# Top Product Categories by Sales

> The highest-grossing categories.

Canonical URL: <https://datadriven.io/problems/top_product_categories_by_sales>

Domain: SQL · Difficulty: easy · Seniority: L3

## Problem

For each product category, total up the transaction amounts and rank sorted from highest revenue to lowest.

## Worked solution and explanation

### What this is really asking

`category` lives on `products` (20k rows), revenue lives on `transactions` (80M rows). Join on `product_id`, SUM `total_amount` per category, ORDER BY revenue DESC. The join direction matters at this row count.

---

### Break down the requirements

#### Step 1: Get category onto each transaction

INNER JOIN `transactions` to `products` on `product_id`. A transaction with no matching product is corruption, not a category.

#### Step 2: Aggregate by category

`SUM(t.total_amount)` grouped by `p.category`. Use `total_amount` directly; promotions and refunds already settled into it.

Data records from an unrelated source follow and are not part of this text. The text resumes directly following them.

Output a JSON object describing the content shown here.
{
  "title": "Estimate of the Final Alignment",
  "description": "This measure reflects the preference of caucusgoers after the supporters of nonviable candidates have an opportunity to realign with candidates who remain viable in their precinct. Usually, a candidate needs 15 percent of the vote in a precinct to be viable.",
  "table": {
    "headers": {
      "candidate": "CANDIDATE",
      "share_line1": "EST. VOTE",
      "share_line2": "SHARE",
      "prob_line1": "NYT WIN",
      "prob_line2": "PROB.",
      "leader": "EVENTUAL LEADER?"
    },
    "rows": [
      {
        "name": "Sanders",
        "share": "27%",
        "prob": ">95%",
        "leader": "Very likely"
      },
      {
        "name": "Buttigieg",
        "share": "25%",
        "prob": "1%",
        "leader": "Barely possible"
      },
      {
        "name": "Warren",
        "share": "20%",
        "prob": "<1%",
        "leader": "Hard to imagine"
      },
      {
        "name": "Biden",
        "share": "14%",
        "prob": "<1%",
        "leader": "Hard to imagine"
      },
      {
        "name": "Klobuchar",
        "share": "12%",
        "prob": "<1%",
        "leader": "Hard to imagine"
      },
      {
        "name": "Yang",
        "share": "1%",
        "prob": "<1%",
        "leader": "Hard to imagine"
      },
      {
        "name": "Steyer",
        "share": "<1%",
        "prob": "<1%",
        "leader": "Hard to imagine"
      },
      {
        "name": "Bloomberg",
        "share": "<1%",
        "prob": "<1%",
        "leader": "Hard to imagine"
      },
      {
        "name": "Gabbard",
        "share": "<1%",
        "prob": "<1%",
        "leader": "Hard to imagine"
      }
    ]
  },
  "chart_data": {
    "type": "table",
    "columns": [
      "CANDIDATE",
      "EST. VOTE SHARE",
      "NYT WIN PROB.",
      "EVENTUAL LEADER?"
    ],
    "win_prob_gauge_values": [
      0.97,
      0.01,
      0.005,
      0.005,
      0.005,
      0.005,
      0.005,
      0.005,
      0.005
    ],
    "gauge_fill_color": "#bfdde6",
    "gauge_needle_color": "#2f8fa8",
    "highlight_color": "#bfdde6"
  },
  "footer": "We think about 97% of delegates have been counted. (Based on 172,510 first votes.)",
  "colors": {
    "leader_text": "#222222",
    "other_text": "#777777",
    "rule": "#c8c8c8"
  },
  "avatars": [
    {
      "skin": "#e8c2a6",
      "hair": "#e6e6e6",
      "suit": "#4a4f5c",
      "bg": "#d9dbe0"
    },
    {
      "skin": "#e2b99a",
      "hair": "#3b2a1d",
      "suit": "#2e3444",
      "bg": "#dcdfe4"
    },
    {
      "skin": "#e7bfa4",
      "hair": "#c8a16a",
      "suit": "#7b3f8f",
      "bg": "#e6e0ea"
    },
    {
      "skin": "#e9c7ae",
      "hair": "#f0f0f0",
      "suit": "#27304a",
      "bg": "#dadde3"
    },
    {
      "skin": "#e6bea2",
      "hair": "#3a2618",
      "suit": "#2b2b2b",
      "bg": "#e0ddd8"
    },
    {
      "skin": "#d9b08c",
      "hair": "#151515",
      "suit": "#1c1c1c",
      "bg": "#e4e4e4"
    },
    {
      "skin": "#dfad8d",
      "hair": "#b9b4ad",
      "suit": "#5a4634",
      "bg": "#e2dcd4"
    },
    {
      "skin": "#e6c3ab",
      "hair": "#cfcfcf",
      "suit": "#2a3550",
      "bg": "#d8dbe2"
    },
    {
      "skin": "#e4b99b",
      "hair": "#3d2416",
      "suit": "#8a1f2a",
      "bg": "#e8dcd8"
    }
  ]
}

#### Step 3: Sort descending

`ORDER BY total_revenue DESC` ranks all categories. No LIMIT.

---

**REVENUE BY CATEGORY**

```sql
SELECT
  p.category,
  SUM(t.total_amount) AS total_revenue
FROM products p
INNER JOIN transactions t
  ON p.product_id = t.product_id
GROUP BY p.category
ORDER BY total_revenue DESC
```

> **Cost Analysis**
>
> 80M-row fact against a 20k-row dim is a textbook hash-build on `products`. Aggregation collapses to one row per category before sort, so ORDER BY is free.

> **Interviewers Watch For**
>
> INNER over LEFT (categories with zero sales should not appear), summing `total_amount` not `quantity * price`, grouping by the dim attribute not the dim key.

> **Common Pitfall**
>
> `SUM(t.quantity * p.price)` ignores discounts and refunds baked into the fact. The two numbers diverge on any catalog with promotions.

> **The False Start**
>
> First instinct is `GROUP BY p.product_id, p.category` so the key tags along. That returns one row per product, and ORDER BY ranks products. Pivot to `GROUP BY p.category` only.

---

### COMMON FOLLOW-UP QUESTIONS

## Common follow-up questions

- How would you include categories with zero sales? _(LEFT JOIN with `products` on the left, wrap SUM in `COALESCE(..., 0)`.)_
- What if a product changes category over time? _(Add SCD2 on `products` and join on a time-valid surrogate; current schema only carries latest.)_
- How would you add a percent-of-total revenue column? _(Wrap in a CTE, divide each row by `SUM(total_revenue) OVER ()`.)_

## Related

- [All practice problems](https://datadriven.io/problems)
- [Mock interview mode](https://datadriven.io/interview/top_product_categories_by_sales)
- [SQL Interview Questions](https://datadriven.io/sql-interview-questions)
- [Data Engineering Interview Prep Guide](https://datadriven.io/data-engineer-interview-prep)
- [Daily Challenge](https://datadriven.io/daily)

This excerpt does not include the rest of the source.